Danu menjelaskan, dalam fitur teranyarnya ini ada perbedaan perlakuan untuk penyimpanan dana (floating fund) yang di-top up pengguna menggunakan bank syariah yang berafiliasi dengan bank BUKU IV. Akad transaksi, produk, layanan, dan promosi sudah disesuaikan dengan ketentuan syariah.

Dipastikan seluruh merchant LinkAja bisa menerima pembayaran dengan LinkAja Syariah. Diskon dan cashback yang diberikan ke pengguna sepenuhnya ditanggung merchant, bukan LinkAja.

Oleh karena itu, dia memastikan, dari segi pengalaman konsumen tidak ada yang berbeda. Seluruh proses tersebut terletak di back end sistem untuk pengguna yang mengaktifkan fitur ini.

Tampilan LinkAja Syariah
Tampilan LinkAja Syariah

LinkAja juga menyediakan opsi untuk menonaktifkannya atau mengaktifkan kembali lewat tautan khusus. “Akan kembali ke normal, bila pengguna menonaktifkan fitur syariah.”

Untuk mengaktifkan fitur ini, pengguna bisa membuka tab “Akun”. Lalu buka bagian LinkAja Syariah, akan ditemukan tombol “Aktifkan”. Tidak perlu waktu lama, pada saat itu seluruh sistem LinkAja dari pengguna akan beralih sepenuhnya ke syariah.

Berencana galang dana eksternal

Dikutip dari Katadata, Danu menyebut akan menyelesaikan pendanaan Seri A pada akhir tahun ini. Pada tahun selanjutnya akan menggalang seri berikutnya dengan membuka opsi melibatkan investor eksternal.
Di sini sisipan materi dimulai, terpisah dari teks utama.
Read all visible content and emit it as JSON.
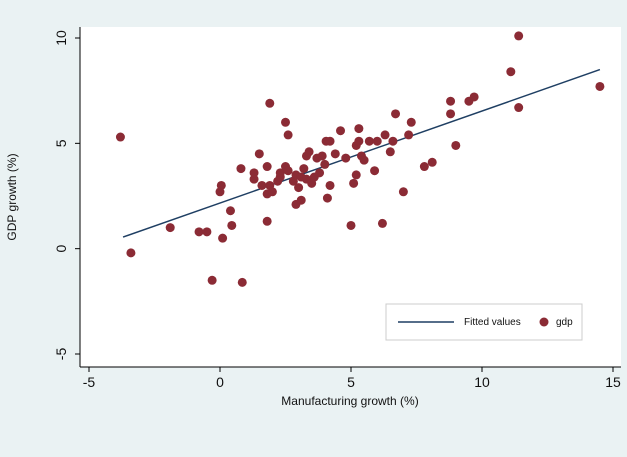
{
  "chart_data": {
    "type": "scatter",
    "xlabel": "Manufacturing growth (%)",
    "ylabel": "GDP growth (%)",
    "xlim": [
      -5,
      15
    ],
    "ylim": [
      -5,
      10
    ],
    "xticks": [
      "-5",
      "0",
      "5",
      "10",
      "15"
    ],
    "yticks": [
      "-5",
      "0",
      "5",
      "10"
    ],
    "grid": false,
    "legend_position": "bottom-right",
    "colors": {
      "points": "#8b2b35",
      "fit": "#1f3f63",
      "plot_bg": "#ffffff",
      "outer_bg": "#eaf2f3"
    },
    "fit_line": {
      "name": "Fitted values",
      "x": [
        -3.7,
        14.5
      ],
      "y": [
        0.55,
        8.5
      ]
    },
    "series": [
      {
        "name": "gdp",
        "points": [
          [
            -3.8,
            5.3
          ],
          [
            -3.4,
            -0.2
          ],
          [
            -1.9,
            1.0
          ],
          [
            -0.8,
            0.8
          ],
          [
            -0.5,
            0.8
          ],
          [
            -0.3,
            -1.5
          ],
          [
            0.0,
            2.7
          ],
          [
            0.05,
            3.0
          ],
          [
            0.1,
            0.5
          ],
          [
            0.4,
            1.8
          ],
          [
            0.45,
            1.1
          ],
          [
            0.8,
            3.8
          ],
          [
            0.85,
            -1.6
          ],
          [
            1.3,
            3.3
          ],
          [
            1.3,
            3.6
          ],
          [
            1.5,
            4.5
          ],
          [
            1.6,
            3.0
          ],
          [
            1.8,
            1.3
          ],
          [
            1.8,
            2.6
          ],
          [
            1.8,
            3.9
          ],
          [
            1.9,
            3.0
          ],
          [
            2.0,
            2.7
          ],
          [
            1.9,
            6.9
          ],
          [
            2.2,
            3.2
          ],
          [
            2.3,
            3.4
          ],
          [
            2.3,
            3.6
          ],
          [
            2.5,
            6.0
          ],
          [
            2.5,
            3.9
          ],
          [
            2.6,
            5.4
          ],
          [
            2.6,
            3.7
          ],
          [
            2.8,
            3.2
          ],
          [
            2.9,
            3.5
          ],
          [
            2.9,
            2.1
          ],
          [
            3.0,
            2.9
          ],
          [
            3.1,
            2.3
          ],
          [
            3.1,
            3.4
          ],
          [
            3.2,
            3.8
          ],
          [
            3.3,
            4.4
          ],
          [
            3.3,
            3.3
          ],
          [
            3.4,
            4.6
          ],
          [
            3.5,
            3.1
          ],
          [
            3.6,
            3.4
          ],
          [
            3.7,
            4.3
          ],
          [
            3.8,
            3.6
          ],
          [
            3.9,
            4.4
          ],
          [
            4.0,
            4.0
          ],
          [
            4.05,
            5.1
          ],
          [
            4.1,
            2.4
          ],
          [
            4.2,
            5.1
          ],
          [
            4.2,
            3.0
          ],
          [
            4.4,
            4.5
          ],
          [
            4.6,
            5.6
          ],
          [
            4.8,
            4.3
          ],
          [
            5.0,
            1.1
          ],
          [
            5.1,
            3.1
          ],
          [
            5.2,
            3.5
          ],
          [
            5.2,
            4.9
          ],
          [
            5.3,
            5.1
          ],
          [
            5.3,
            5.7
          ],
          [
            5.4,
            4.4
          ],
          [
            5.5,
            4.2
          ],
          [
            5.7,
            5.1
          ],
          [
            5.9,
            3.7
          ],
          [
            6.0,
            5.1
          ],
          [
            6.2,
            1.2
          ],
          [
            6.3,
            5.4
          ],
          [
            6.5,
            4.6
          ],
          [
            6.6,
            5.1
          ],
          [
            6.7,
            6.4
          ],
          [
            7.0,
            2.7
          ],
          [
            7.2,
            5.4
          ],
          [
            7.3,
            6.0
          ],
          [
            7.8,
            3.9
          ],
          [
            8.1,
            4.1
          ],
          [
            8.8,
            7.0
          ],
          [
            8.8,
            6.4
          ],
          [
            9.0,
            4.9
          ],
          [
            9.5,
            7.0
          ],
          [
            9.7,
            7.2
          ],
          [
            11.1,
            8.4
          ],
          [
            11.4,
            10.1
          ],
          [
            11.4,
            6.7
          ],
          [
            14.5,
            7.7
          ]
        ]
      }
    ]
  }
}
“Belum tahu akan dari sektor mana saja, karena belum mulai,” kata Danu.

Sebelumnya, ia sempat mengatakan bahwa perusahaan tidak pernah menutup pintu bagi swasta yang ingin menjadi investor. “Kami terbuka dengan siapapun, kami tidak pernah bilang tidak mungkin swasta (bisa masuk). Kenapa tidak?,” katanya di sela-sela Perbanas Indonesia Banking Expo 2019, Rabu (6/11).

Saat ini, ada sekitar delapan BUMN yang tertarik berpartisipasi dalam pendanaan Seri A yang tengah digalang, termasuk Garuda Indonesia, Angkasa Pura I & II, Pegadaian, Taspen, Jasa Marga, Kereta Api Indonesia, dan Perum Damri. Seluruh calon ini akan masuk melalui penerbitan saham baru.

Saat ini 25% saham LinkAja dikuasai Telkomsel. Bank Mandiri, BNI, BRI masing-masing memegang 20%. Lalu BTN dan Pertamina masing-masing 7%, dan Asuransi Jiwasraya 1%.